A abordagem de rua resulta em serviços como espaços
provisórios para meninos e meninas, de forma a promover e garantir o direito à
convivência familiar e comunitária e articular a qualidade de vida, com
oportunidades de capacitação para o trabalho. Já o Programa Rede Aquarela
dispõe de abrigo para vítimas de tráfico para fins de exploração sexual, além
de atendimento psicossocial a vítimas de violência sexual e suas famílias.

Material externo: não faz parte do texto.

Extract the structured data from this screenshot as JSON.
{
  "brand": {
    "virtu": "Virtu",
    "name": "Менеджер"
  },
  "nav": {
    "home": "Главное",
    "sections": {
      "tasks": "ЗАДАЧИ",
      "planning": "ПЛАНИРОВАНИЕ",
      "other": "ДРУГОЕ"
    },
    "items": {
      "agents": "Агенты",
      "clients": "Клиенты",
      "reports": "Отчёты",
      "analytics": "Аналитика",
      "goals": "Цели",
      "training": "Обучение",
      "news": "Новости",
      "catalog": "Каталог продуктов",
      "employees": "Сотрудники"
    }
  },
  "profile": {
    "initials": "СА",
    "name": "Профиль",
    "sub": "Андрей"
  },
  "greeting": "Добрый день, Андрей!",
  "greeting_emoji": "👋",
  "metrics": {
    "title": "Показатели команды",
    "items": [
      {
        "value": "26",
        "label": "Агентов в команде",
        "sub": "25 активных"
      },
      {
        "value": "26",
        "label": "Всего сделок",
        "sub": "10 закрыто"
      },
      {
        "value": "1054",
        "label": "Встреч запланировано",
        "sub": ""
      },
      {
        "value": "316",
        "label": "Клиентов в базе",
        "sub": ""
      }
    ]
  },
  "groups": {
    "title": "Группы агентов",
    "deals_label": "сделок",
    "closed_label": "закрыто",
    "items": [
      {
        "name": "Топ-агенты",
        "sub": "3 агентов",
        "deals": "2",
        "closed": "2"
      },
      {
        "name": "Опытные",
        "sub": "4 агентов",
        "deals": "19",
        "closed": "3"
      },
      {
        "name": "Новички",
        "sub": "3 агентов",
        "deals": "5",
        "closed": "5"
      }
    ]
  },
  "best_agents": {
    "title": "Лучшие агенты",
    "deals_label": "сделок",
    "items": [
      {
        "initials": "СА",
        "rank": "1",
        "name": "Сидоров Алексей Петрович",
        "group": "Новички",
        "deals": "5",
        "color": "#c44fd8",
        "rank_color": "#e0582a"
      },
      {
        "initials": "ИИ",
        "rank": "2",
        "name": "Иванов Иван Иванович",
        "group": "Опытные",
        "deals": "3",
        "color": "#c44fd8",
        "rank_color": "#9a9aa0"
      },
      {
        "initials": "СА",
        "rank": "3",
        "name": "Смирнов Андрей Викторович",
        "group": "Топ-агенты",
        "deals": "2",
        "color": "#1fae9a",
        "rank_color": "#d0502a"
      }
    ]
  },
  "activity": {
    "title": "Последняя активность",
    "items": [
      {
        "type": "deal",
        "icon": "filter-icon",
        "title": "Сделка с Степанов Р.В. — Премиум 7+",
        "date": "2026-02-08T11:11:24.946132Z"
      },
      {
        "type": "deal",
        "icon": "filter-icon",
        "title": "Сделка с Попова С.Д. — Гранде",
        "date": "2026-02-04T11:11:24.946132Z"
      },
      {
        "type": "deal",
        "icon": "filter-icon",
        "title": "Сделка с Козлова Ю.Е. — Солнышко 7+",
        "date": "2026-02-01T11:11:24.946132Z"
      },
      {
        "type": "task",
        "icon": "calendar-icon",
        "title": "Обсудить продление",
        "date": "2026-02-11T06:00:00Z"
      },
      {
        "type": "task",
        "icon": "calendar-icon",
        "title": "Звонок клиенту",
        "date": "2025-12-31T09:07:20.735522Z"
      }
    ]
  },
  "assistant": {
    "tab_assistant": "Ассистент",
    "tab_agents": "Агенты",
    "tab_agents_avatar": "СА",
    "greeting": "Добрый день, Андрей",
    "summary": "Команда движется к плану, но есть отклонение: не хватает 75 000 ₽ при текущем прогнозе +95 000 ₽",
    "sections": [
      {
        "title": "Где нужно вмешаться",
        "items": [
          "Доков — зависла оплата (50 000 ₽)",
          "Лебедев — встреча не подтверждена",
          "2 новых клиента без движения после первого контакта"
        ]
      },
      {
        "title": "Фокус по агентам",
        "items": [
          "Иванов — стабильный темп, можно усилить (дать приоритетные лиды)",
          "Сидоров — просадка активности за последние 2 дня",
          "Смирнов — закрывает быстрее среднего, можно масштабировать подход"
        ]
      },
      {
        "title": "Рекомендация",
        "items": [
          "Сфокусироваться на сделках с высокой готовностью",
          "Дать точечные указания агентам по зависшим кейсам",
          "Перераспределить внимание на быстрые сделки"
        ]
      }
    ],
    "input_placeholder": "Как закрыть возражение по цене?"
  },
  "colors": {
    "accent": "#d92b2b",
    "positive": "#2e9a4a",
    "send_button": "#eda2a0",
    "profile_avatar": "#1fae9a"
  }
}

Também as acompanha na delegacia especializada e nos depoimentos na 12.ª Vara
Criminal, para a escuta de crianças e adolescentes por meio do depoimento sem
danos.
Grupo traça projeto de vida para jovens
Em 1986, um grupo voluntarioso começou a fazer incursões
pela periferia de Fortaleza atrás de crianças em situação de rua. Mapeou os
pontos de maior concentração e passou a fazer visitas domiciliares, estreitou
uma relação de confiança e traçou com as famílias um projeto de vida para os
filhos. Levava esperança, noções de cuidados pessoais e uma proposta de
qualificação profissional. Anos mais tarde, em 2008, um novo problema bateu à
porta. Desde então, a Associação Barraca da Amizade passou a trabalhar com
vítimas e potenciais vítimas da exploração sexual infanto-juvenil.
Dos 168 casos atendidos pela ONG desde então, o mais novo
tinha 11 anos e o mais velho, 25. A maioria tem de 16 a 22 anos. Quatro entre
dez atendidos mudaram de vida, mas 45 adolescentes ainda estão sujeitados à
exploração sexual nas ruas. Assim, uma das ações da associação é a política de
redução de danos, com orientação sobre doenças sexualmente transmissíveis e
distribuição de preservativos. Parte dos adolescentes é incluída no projeto
ViraVida, do Sesi, e recebe uma bolsa de R$ 500 como incentivo à
profissionalização e à fuga das ruas.
Projeto do Sesi está presente em 16 estados
Presente em 16 estados, o Projeto ViraVida é a iniciativa de
maior abrangência no atendimento a vítimas da exploração sexual. Criado pelo
Sesi para jovens de 16 a 21 anos em situação de exploração sexual, o projeto já
teve mais de 2 mil matriculados, metade em processo socioeducativo (em sala de
aula), mais de um quarto inserido no mercado de trabalho, além dos que estão em
formação.
Uma vez selecionados, os jovens se inscrevem em cursos de
capacitação, de 6 a 11 meses de duração. Os cursos oferecidos são de
Gastronomia, Criação e Moda, Cabeleireiro, Agente e Produção de Eventos,
Recepcionista com Aperfeiçoamento em Serviços de Saúde e Comunicação Digital
Básica. Todos com módulos que contemplam vivências profissionais e oficinas de
sensibilização, capacitação profissional, disciplinas transversais que debatem
ética e meio ambiente, além de noções de cooperativismo e autogestão.